This repository contains a curated news event linking dataset, output data from our event linking methods, an evaluation script, and the evaluation results for our linking methods.
The dataset is available on Zenodo: https://doi.org/10.5281/zenodo.7909377
The dataset is provided in a JSON format. In this JSON object, the keys correspond to the news headlines and the values are a list of objects with fields id
and label
: id
is the Wikidata QID of the annotated entity and label
is the Wikidata label.
{
"Strong earthquake hits east of Acapulco, Mexico, 'people are worried'" : {
"id": "Q7944",
"label": "earthquake"
}
}
Our evaluation framework consists of:
- A news event linking corpus that links news headlines to Wikidata entities: data/news_event_identication_dataset.json
- Event linking data corresponding to a linking method provided in: data/linking_outputs. The path to this file is provided as input to the evaluation script.

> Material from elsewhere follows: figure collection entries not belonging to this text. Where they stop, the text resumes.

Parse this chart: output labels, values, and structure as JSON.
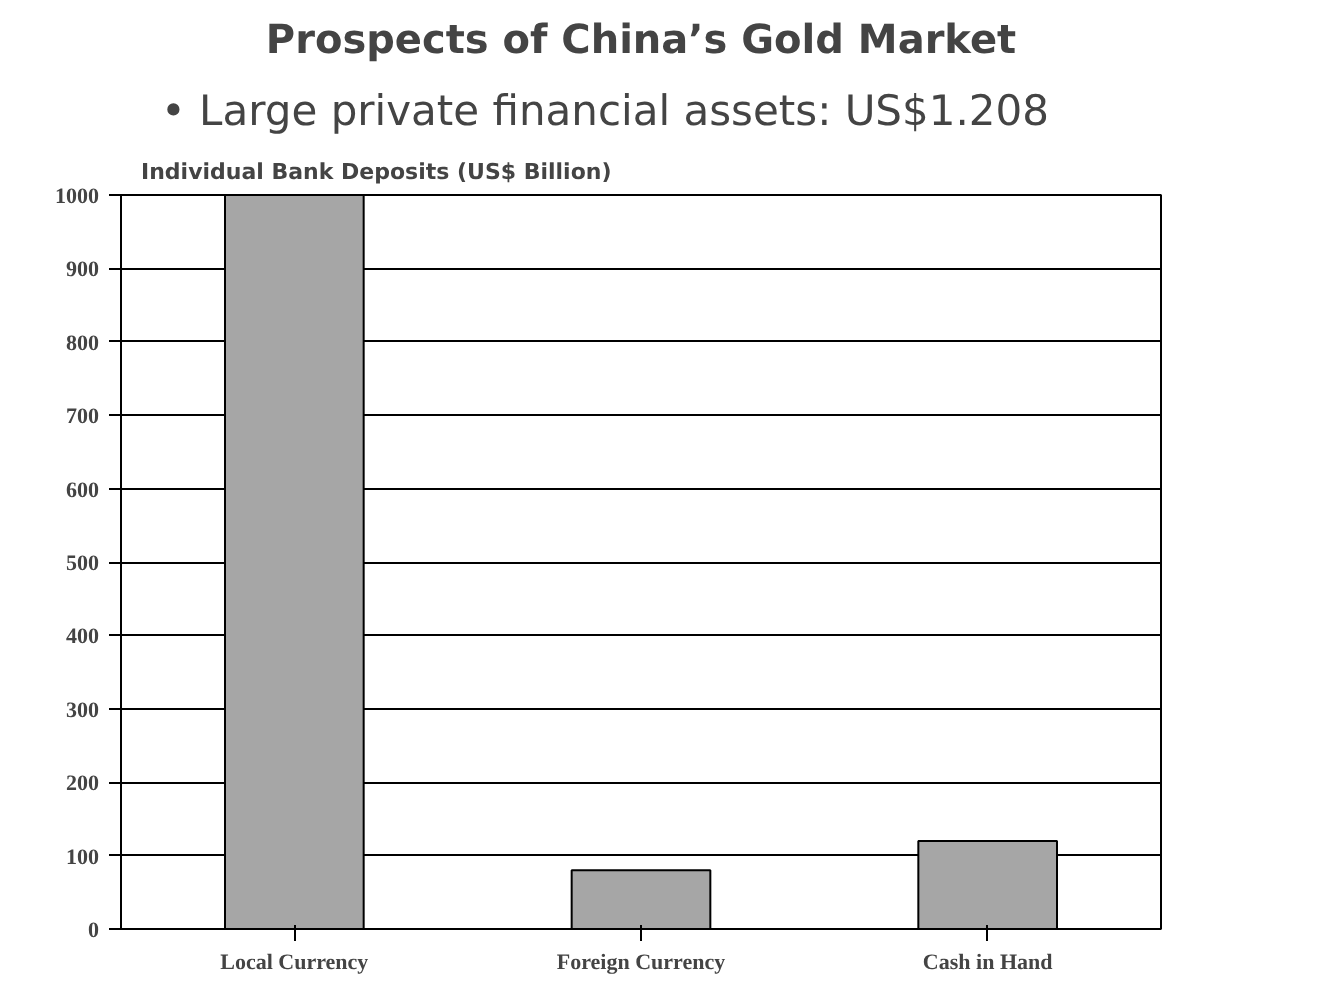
{
  "chart_data": {
    "type": "bar",
    "title": "Prospects of China’s Gold Market",
    "subtitle": "• Large private financial assets: US$1.208",
    "annotations": [
      "Individual Bank Deposits (US$ Billion)"
    ],
    "categories": [
      "Local Currency",
      "Foreign Currency",
      "Cash in Hand"
    ],
    "values": [
      1000,
      80,
      120
    ],
    "color": "#a6a6a6",
    "ylim": [
      0,
      1000
    ],
    "yticks": [
      0,
      100,
      200,
      300,
      400,
      500,
      600,
      700,
      800,
      900,
      1000
    ],
    "grid": "y"
  }
}
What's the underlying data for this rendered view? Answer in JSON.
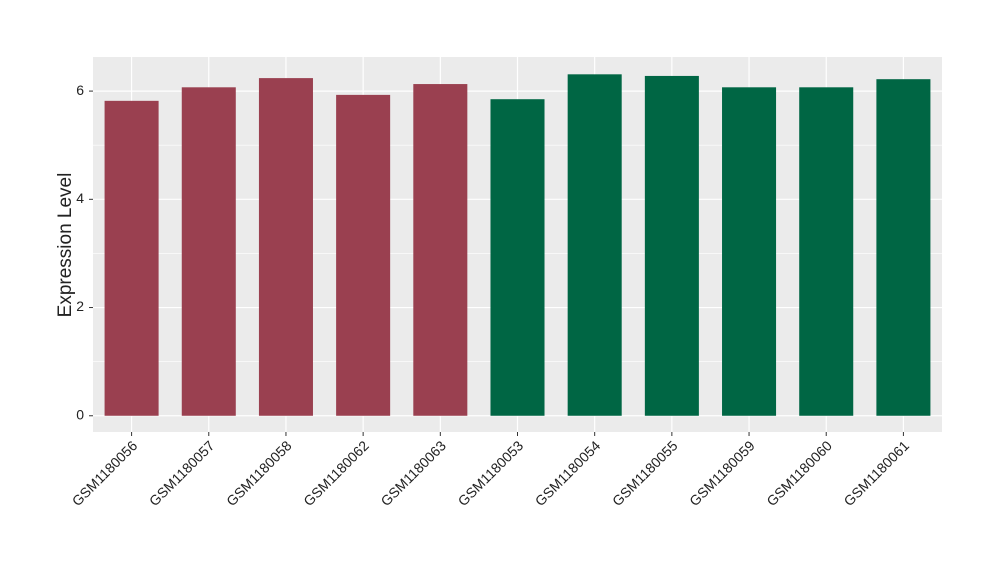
{
  "chart_data": {
    "type": "bar",
    "y_label": "Expression Level",
    "categories": [
      "GSM1180056",
      "GSM1180057",
      "GSM1180058",
      "GSM1180062",
      "GSM1180063",
      "GSM1180053",
      "GSM1180054",
      "GSM1180055",
      "GSM1180059",
      "GSM1180060",
      "GSM1180061"
    ],
    "values": [
      5.82,
      6.07,
      6.24,
      5.93,
      6.13,
      5.85,
      6.31,
      6.28,
      6.07,
      6.07,
      6.22
    ],
    "colors": [
      "#9a4050",
      "#9a4050",
      "#9a4050",
      "#9a4050",
      "#9a4050",
      "#006644",
      "#006644",
      "#006644",
      "#006644",
      "#006644",
      "#006644"
    ],
    "ylim": [
      -0.3,
      6.63
    ],
    "yticks": [
      0,
      2,
      4,
      6
    ],
    "yticks_minor": [
      1,
      3,
      5
    ],
    "grid": true
  }
}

- A script to calculate the accuracy metrics: event_identification_evaluation.py
- The metrics calculated from the evaluation script will be stored in: results/
To run the evaluation script, call:
$python3 event_identification_evaluation.py
Enter a linking ouputs path: data/linking_outputs/{choose an output data file}
This code base is licensed under the Apache License, Version 2. Separate third-party code objects invoked within this code pattern are licensed by their respective providers pursuant to their own separate licenses. Contributions are subject to the Developer Certificate of Origin, Version 1.1 and the Apache License, Version 2.